Authorities on Tuesday raised Beijing to a level two alert, the second-highest level in a four-tier COVID-19 emergency response level system. That reversed a one step downgrade from level two to level three a mere 10 days earlier. Some 27 neighbourhoods have been designated as medium-risk areas where people entering are subjected to temperature checks and registration.

One neighbourhood, near the massive wholesale food centre detected as the source of the latest outbreak, was marked high-risk. The city’s roads and highways were still open, companies and factories were not ordered to stop work, and there was no blanket curb on residential compounds. But movement of people in and out of the city was strictly controlled and subject to COVID-19 tests, while residents in high-risk areas were both quarantined and required to undergo tests. Kindergartens, primary schools and high schools were shut.

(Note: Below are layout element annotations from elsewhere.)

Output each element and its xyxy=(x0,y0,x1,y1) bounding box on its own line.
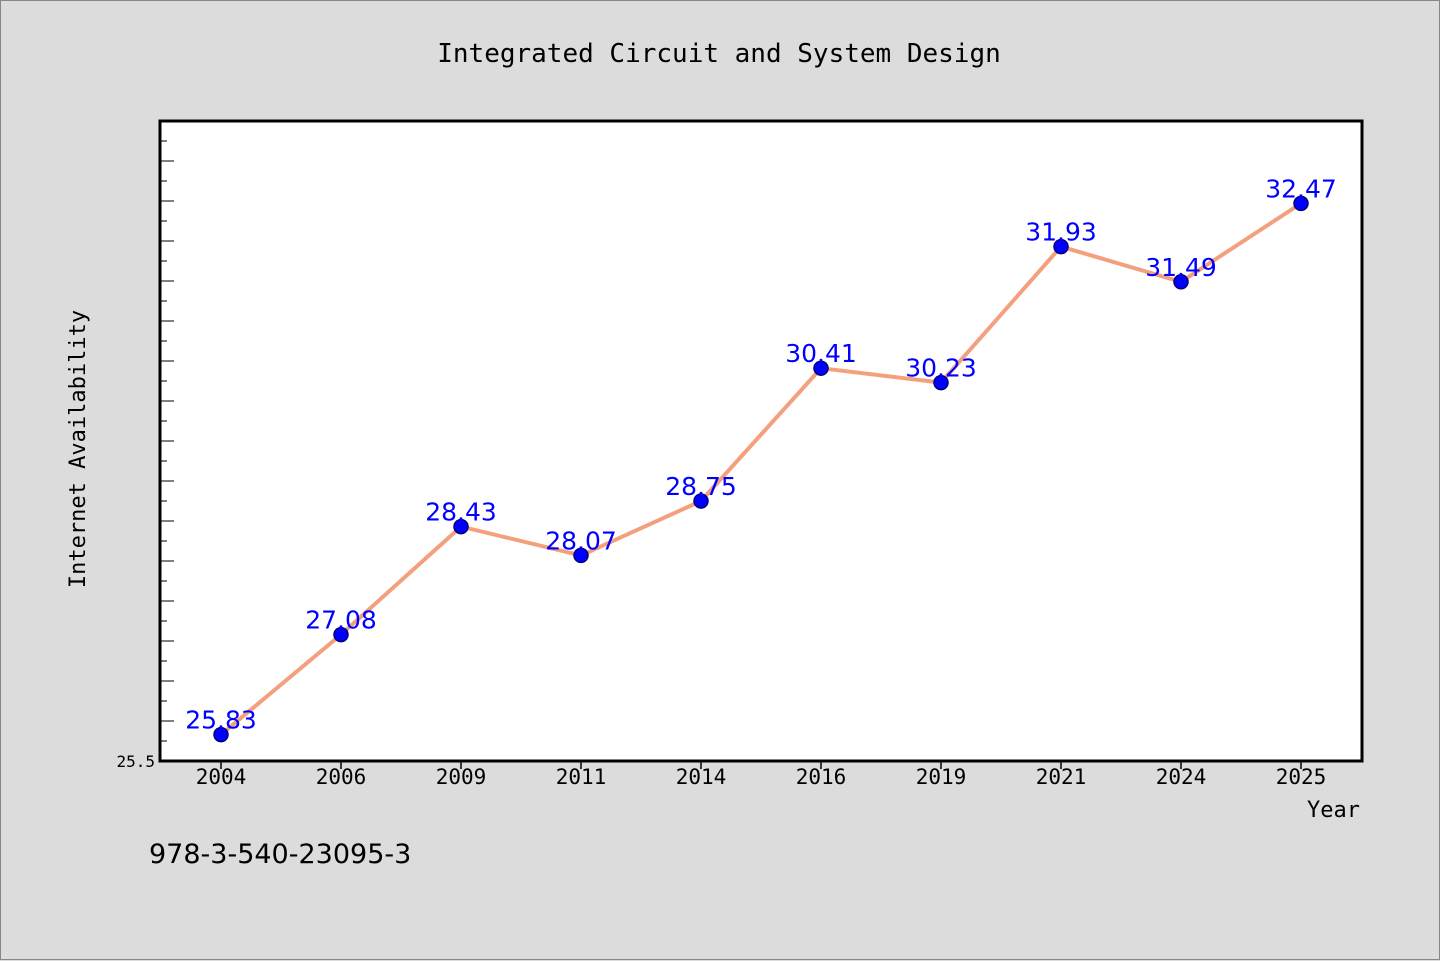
data-label-layer: 25.83 27.08 28.43 28.07 28.75 30.41 30.23 31.93… xyxy=(185,174,1337,734)
data-label: 31.93 xyxy=(1025,218,1097,247)
data-point-marker xyxy=(1173,274,1189,290)
x-tick-label: 2019 xyxy=(916,765,967,789)
series-layer xyxy=(213,195,1309,743)
x-tick-label: 2011 xyxy=(556,765,607,789)
data-label: 28.43 xyxy=(425,498,497,527)
data-label: 25.83 xyxy=(185,706,257,735)
data-point-marker xyxy=(813,360,829,376)
x-axis-ticks: 2004 2006 2009 2011 2014 2016 2019 2021 2024 2025 xyxy=(196,761,1327,789)
data-point-marker xyxy=(333,626,349,643)
data-point-marker xyxy=(453,518,469,535)
chart-title: Integrated Circuit and System Design xyxy=(437,39,1001,69)
x-tick-label: 2024 xyxy=(1156,765,1207,789)
data-point-marker xyxy=(933,374,949,391)
x-tick-label: 2025 xyxy=(1276,765,1327,789)
data-point-marker xyxy=(1053,238,1069,255)
y-tick-label: 25.5 xyxy=(116,752,155,771)
x-axis-label: Year xyxy=(1307,798,1360,823)
data-point-marker xyxy=(213,726,229,743)
x-tick-label: 2014 xyxy=(676,765,727,789)
y-axis-label: Internet Availability xyxy=(66,310,91,588)
data-label: 27.08 xyxy=(305,606,377,635)
data-point-marker xyxy=(573,547,589,564)
data-label: 31.49 xyxy=(1145,253,1217,282)
x-tick-label: 2016 xyxy=(796,765,847,789)
data-point-marker xyxy=(1293,195,1309,212)
isbn-footer-text: 978-3-540-23095-3 xyxy=(149,839,411,870)
data-point-marker xyxy=(693,493,709,509)
series-line xyxy=(219,201,1303,737)
plot-area xyxy=(158,119,1364,763)
x-tick-label: 2021 xyxy=(1036,765,1087,789)
data-label: 32.47 xyxy=(1265,174,1337,203)
data-label: 28.75 xyxy=(665,472,737,501)
data-label: 30.41 xyxy=(785,339,857,368)
data-label: 30.23 xyxy=(905,354,977,383)
x-tick-label: 2009 xyxy=(436,765,487,789)
data-label: 28.07 xyxy=(545,526,617,555)
x-tick-label: 2006 xyxy=(316,765,367,789)
x-tick-label: 2004 xyxy=(196,765,247,789)
y-axis-ticks xyxy=(160,120,174,762)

Aviation data tracker Variflight showed that half the scheduled inbound flights and 40% of outbound flights from Beijing Capital International Airport, one of the city’s two major airports, have been or will likely be cancelled on Wednesday. The majority of the flights are domestic routes.

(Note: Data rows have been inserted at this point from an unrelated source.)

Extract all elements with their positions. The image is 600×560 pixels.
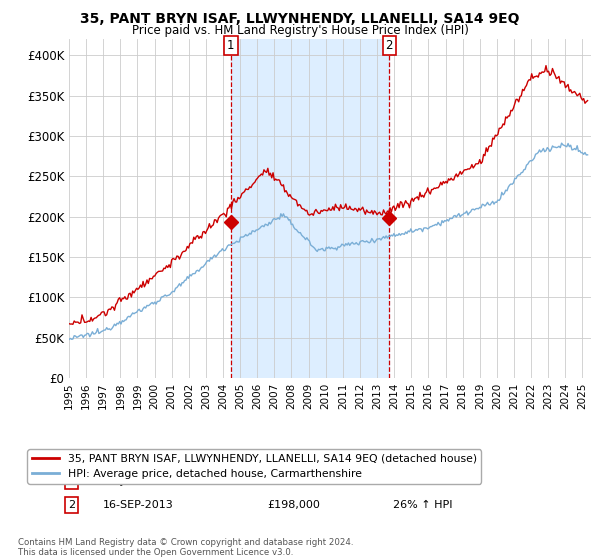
Legend: 35, PANT BRYN ISAF, LLWYNHENDY, LLANELLI, SA14 9EQ (detached house), HPI: Averag: 35, PANT BRYN ISAF, LLWYNHENDY, LLANELLI…	[28, 450, 481, 484]
Text: 26% ↑ HPI: 26% ↑ HPI	[392, 500, 452, 510]
Bar	[231, 39, 389, 378]
Text: Contains HM Land Registry data © Crown copyright and database right 2024.
This d: Contains HM Land Registry data © Crown c…	[18, 538, 353, 557]
Text: 2: 2	[385, 39, 393, 52]
Text: £193,000: £193,000	[268, 477, 320, 486]
Text: 1: 1	[68, 477, 75, 486]
Text: 2: 2	[68, 500, 75, 510]
Text: 16-SEP-2013: 16-SEP-2013	[103, 500, 173, 510]
Text: 35, PANT BRYN ISAF, LLWYNHENDY, LLANELLI, SA14 9EQ: 35, PANT BRYN ISAF, LLWYNHENDY, LLANELLI…	[80, 12, 520, 26]
Text: 1: 1	[227, 39, 235, 52]
Text: 35% ↑ HPI: 35% ↑ HPI	[392, 477, 452, 486]
Text: £198,000: £198,000	[268, 500, 320, 510]
Text: 18-JUN-2004: 18-JUN-2004	[103, 477, 173, 486]
Text: Price paid vs. HM Land Registry's House Price Index (HPI): Price paid vs. HM Land Registry's House …	[131, 24, 469, 37]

State media reported that rail officials were granting full refunds on all tickets to and from Beijing booked before Tuesday evening, an apparent bid to discourage people from travelling even though services have not been officially cancelled. All outbound taxi and car-hailing services, and some long-distance bus routes to nearby Hebei and Shandong provinces were cancelled on Tuesday. Some Beijing residents worried that the city was inching closer to a lockdown, echoing the strict bans on movement earlier this year in the city of Wuhan, where the new coronavirus was first detected at a seafood market in December.

“What I’m worried about is whether there will be a level one response like it was before, making it impossible for people to work,” said a 23-year-old media sector worker who gave her surname as Wang. The Beijing outbreak has been traced to the massive Xinfadi wholesale food centre in the southwest of the city where thousands of tonnes of vegetables, fruit and meat are traded each day. Xinfadi is much larger than than the Wuhan sea food market, from where the virus spread around the world, infecting more than 8 million people.

Contagion risks 

State media has cited experts as saying the latest outbreak in Beijing was different from Wuhan because the cases were localised and the source of the infection was clear, allowing authorities to more easily get the situation under control. However, Hebei, Liaoning, Sichuan and Zhejiang provinces have all reported new cases linked to Xinfadi, leading provinces concerned about contagion to impose quarantine requirements on visitors from Beijing.

Heilongjiang, which only recently brought a local outbreak under control, said it will impose 21 days of quarantine on people who have had contact with Xinfadi or have a history of residence in medium to high risk areas in Beijing. The northeastern province said any other travellers from Beijing will be quarantined at a centralised location for up to three days, followed by another 14 days of self-isolation.

Authorities in the Chinese territory of Macau, the world’s biggest casino hub, said people who have been to Beijing within two weeks of arriving in Macau will be quarantine for 14 days at a designated location.